Taking a knee

Kate Hennessey, sports editor

As a student journalist, exercising the First Amendment is something that comes quite easy. It is a basic right that our country was founded on, one that makes the United States unique compared to other countries. It is the reason members of the alt-right and neo-Nazis are able to walk down the streets of Charlottesville, Virginia, carrying Nazi symbols and yelling anti-semitic slogans, while clashing with counter-protesters. It is the same reason players in the NFL  are able to kneel during the national anthem.


In the first 2016 preseason games, Colin Kaepernick of the San Francisco 49ers went unnoticed sitting during the national anthem. It wasn’t until a photo captured during the anthem was posted on Twitter showing Kaepernick sitting on a bench with his teammates standing in front of him and his number seven peeking out above a table. In response to the national attention Kaepernick sparked from the photo, according to SBNation he responded, “The stand wasn’t for me. This is because I’m seeing things happen to people that don’t have a voice, people that don’t have a platform to talk and have their voices heard, and affect change.”


After speaking with former Army Green Beret, Nate Boyer, a free agent long snapper for the Seattle Seahawks, Kaepernick decided to kneel as a sign of respect to the military, while protesting the injustice in the U.S. Soon, Kaepernick was joined by teammate Eric Reid, Jeremy Lane of the Seattle Seahawks and many more. However, these were more isolated incidents that could be lost in the crowd. Fans could still ignore what their beloved players were doing and what exactly they were protesting.


In the 2017 season, mass protests from players and coaching staffs ensued when President Donald J. Trump commented on the kneeling players by suggesting that coaches pull them off the field and fire them. “Wouldn’t you love to see one of these NFL owners, when somebody disrespects our flag, you’d say ‘Get that son of a bitch off that field right now?” said Trump at a rally in Huntsville, Alabama, according to CBSBoston.

Recently, Bruce Maxwell, catcher for the Oakland A’s, became the first MLB player to kneel during the anthem. A soccer team in Europe, Hertha Berlin, kneeled at the start of their match in solidarity with athletes in the U.S. Kaepernick’s movement has spread beyond the football field and even past professional sports. High school football players across the country are beginning to take part in the movement. In a high school in Louisiana, players were threatened to be kicked off the team if they refused to stand for the anthem, according to The New York Times. They further reported students in a Long Island Catholic school faced punishment if they too refused to stand. KHS head football coach, Farrell Shelton, however, made it clear his players would not be impacted by kneeling.

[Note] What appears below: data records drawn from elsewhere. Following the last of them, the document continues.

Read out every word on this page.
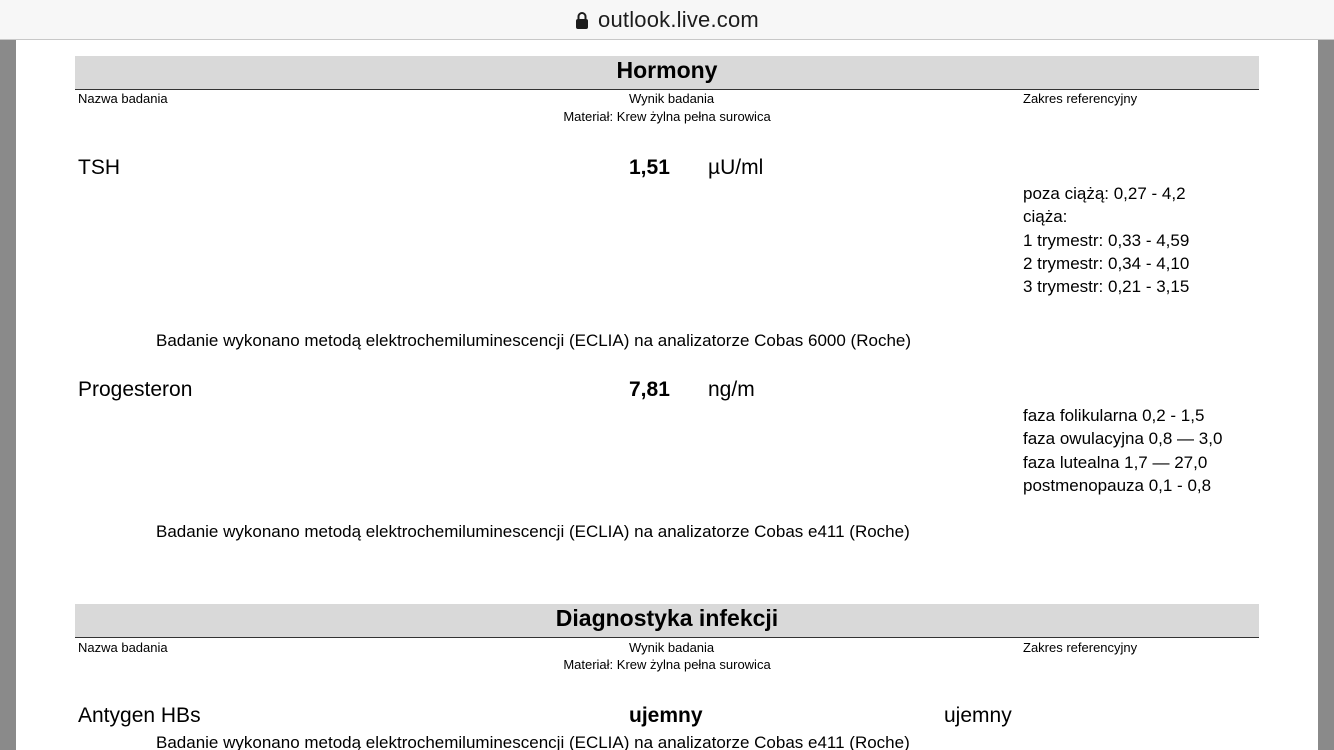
outlook.live.com
Hormony
Nazwa badania	Wynik badania	Zakres referencyjny
Materiał: Krew żylna pełna surowica
TSH	1,51 µU/ml
poza ciążą: 0,27 - 4,2
ciąża:
1 trymestr: 0,33 - 4,59
2 trymestr: 0,34 - 4,10
3 trymestr: 0,21 - 3,15
Badanie wykonano metodą elektrochemiluminescencji (ECLIA) na analizatorze Cobas 6000 (Roche)
Progesteron	7,81 ng/m
faza folikularna 0,2 - 1,5
faza owulacyjna 0,8 — 3,0
faza lutealna 1,7 — 27,0
postmenopauza 0,1 - 0,8
Badanie wykonano metodą elektrochemiluminescencji (ECLIA) na analizatorze Cobas e411 (Roche)
Diagnostyka infekcji
Nazwa badania	Wynik badania	Zakres referencyjny
Materiał: Krew żylna pełna surowica
Antygen HBs	ujemny	ujemny
Badanie wykonano metodą elektrochemiluminescencji (ECLIA) na analizatorze Cobas e411 (Roche)
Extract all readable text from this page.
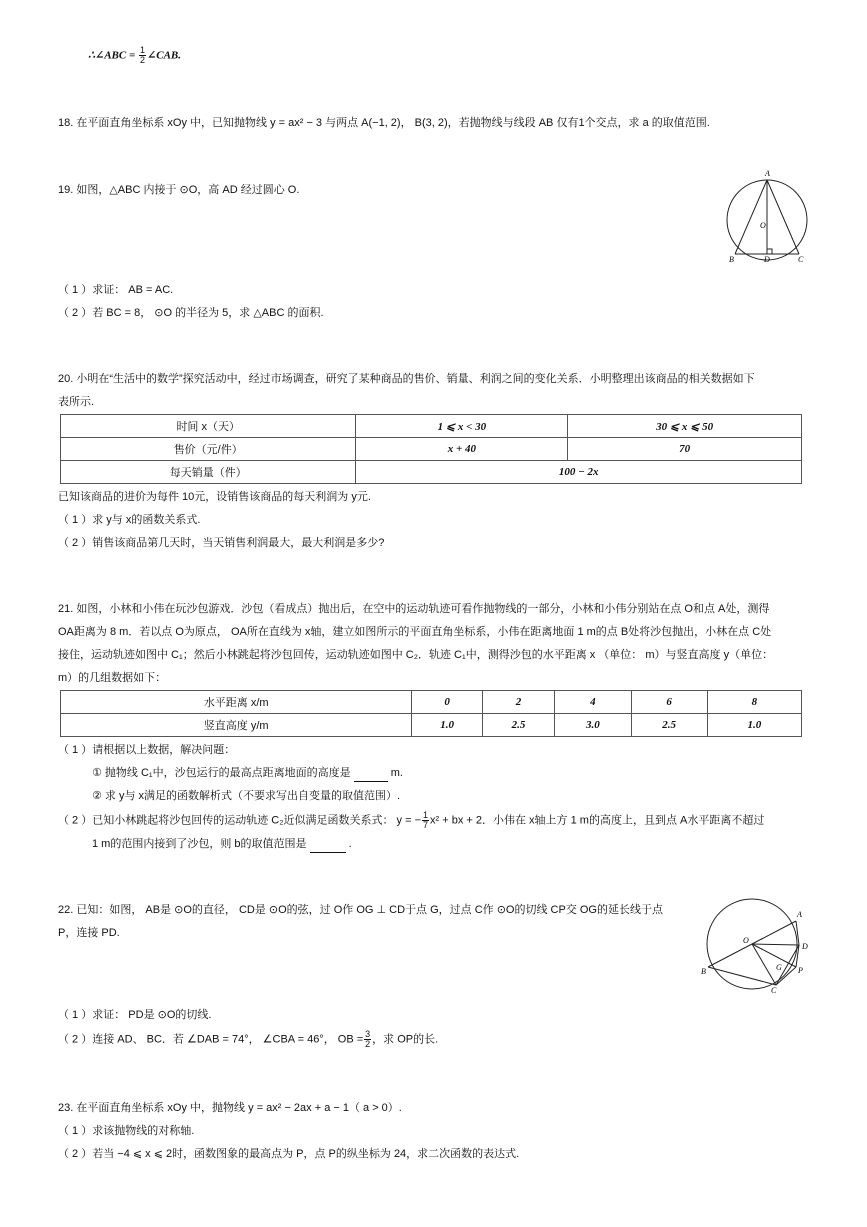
∴∠ABC = $\frac{1}{2}$ ∠CAB.
18. 在平面直角坐标系 xOy 中，已知抛物线 y = ax² − 3 与两点 A(−1, 2)， B(3, 2)，若抛物线与线段 AB 仅有1个交点，求 a 的取值范围.
19. 如图，△ABC 内接于 ⊙O，高 AD 经过圆心 O.
A
O
B	D	C
（ 1 ）求证： AB = AC.
（ 2 ）若 BC = 8， ⊙O 的半径为 5，求 △ABC 的面积.
20. 小明在“生活中的数学”探究活动中，经过市场调查，研究了某种商品的售价、销量、利润之间的变化关系．小明整理出该商品的相关数据如下
表所示.
时间 x（天）	1 ⩽ x < 30	30 ⩽ x ⩽ 50
售价（元/件）	x + 40	70
每天销量（件）	100 − 2x	
已知该商品的进价为每件 10元，设销售该商品的每天利润为 y元.
（ 1 ）求 y与 x的函数关系式.
（ 2 ）销售该商品第几天时，当天销售利润最大，最大利润是多少?
21. 如图，小林和小伟在玩沙包游戏．沙包（看成点）抛出后，在空中的运动轨迹可看作抛物线的一部分，小林和小伟分别站在点 O和点 A处，测得
OA距离为 8 m．若以点 O为原点， OA所在直线为 x轴，建立如图所示的平面直角坐标系，小伟在距离地面 1 m的点 B处将沙包抛出，小林在点 C处
接住，运动轨迹如图中 C₁；然后小林跳起将沙包回传，运动轨迹如图中 C₂．轨迹 C₁中，测得沙包的水平距离 x （单位： m）与竖直高度 y（单位：
m）的几组数据如下：
水平距离 x/m	0	2	4	6	8
竖直高度 y/m	1.0	2.5	3.0	2.5	1.0
（ 1 ）请根据以上数据，解决问题：
① 抛物线 C₁中，沙包运行的最高点距离地面的高度是	m.
② 求 y与 x满足的函数解析式（不要求写出自变量的取值范围）.
（ 2 ）已知小林跳起将沙包回传的运动轨迹 C₂近似满足函数关系式： y = − $\frac{1}{7} x^2$ + bx + 2．小伟在 x轴上方 1 m的高度上，且到点 A水平距离不超过
1 m的范围内接到了沙包，则 b的取值范围是	.
22. 已知：如图， AB是 ⊙O的直径， CD是 ⊙O的弦，过 O作 OG ⊥ CD于点 G，过点 C作 ⊙O的切线 CP交 OG的延长线于点
P，连接 PD.
A
O
D
B	G P
C
（ 1 ）求证： PD是 ⊙O的切线.
（ 2 ）连接 AD、 BC．若 ∠DAB = 74°， ∠CBA = 46°， OB = $\frac{3}{2}$ ，求 OP的长.
23. 在平面直角坐标系 xOy 中，抛物线 y = ax² − 2ax + a − 1（ a > 0）.
（ 1 ）求该抛物线的对称轴.
（ 2 ）若当 −4 ⩽ x ⩽ 2时，函数图象的最高点为 P，点 P的纵坐标为 24，求二次函数的表达式.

“Kneeling for the flag and your playing time [have] nothing to do with each other,” Shelton said. “They’re two completely different deals. What we want to do is make sure that we have a plan before [the anthem is played]. We had a leadership council and that’s what they expressed, ‘let’s have a plan for change and let’s make sure we move forward’.”


Moving forward seems impossible when some refuse to acknowledge even the most fundamental rights players have on the field. In his speech, President Trump was attempting to kill a growing movement Kaepernick started. His attempt completely backfired. Many players felt obligated to speak out about his comments, as well as why they kneel. Josh Norman of the Washington Redskins, when asked about Trump’s comments stated, “Am I American? Am I here to fight for the home of the free and the brave? Am I? Am I really free?”. Jabaal Sheard of the Indiana Colts shared on Twitter, “My actions were not meant to disrespect those who’ve risked their lives for our freedoms…My actions were in solidarity with our brothers and sisters facing unjust treatment.”

Through multiple mass protests and riots, race continues to be one of the most dividing topics in America. Fans seem angry their precious sport is now tainted with racial issues. Opposers have turned the racial issues players are attempting to call attention to into an issue over respect for the flag. Possibly because a conversation about race would bring about a long history of blatant injustices African Americans have faced in the U.S. and continue to today. Outraged fans have called for protests of the NFL because players are now seen as attacking the flag and disrespecting the military. Fans burned their jerseys, booed during games and some vowed to never watch another NFL game.

This movement is not about disrespect. Kaepernick started this movement because of the shootings of African Americans and the police brutality they face. The Washington Post found in a recent study that, “black Americans are 2.5 times as likely as white Americans to be shot and killed by police.” That is why Kaepernick first knelt. Michael Brown. Philando Castile. Eric Gardner. Alton Sterling. Freddie Grey. And many more are why Kaepernick and players have the right to, and need to, take a knee on the football field.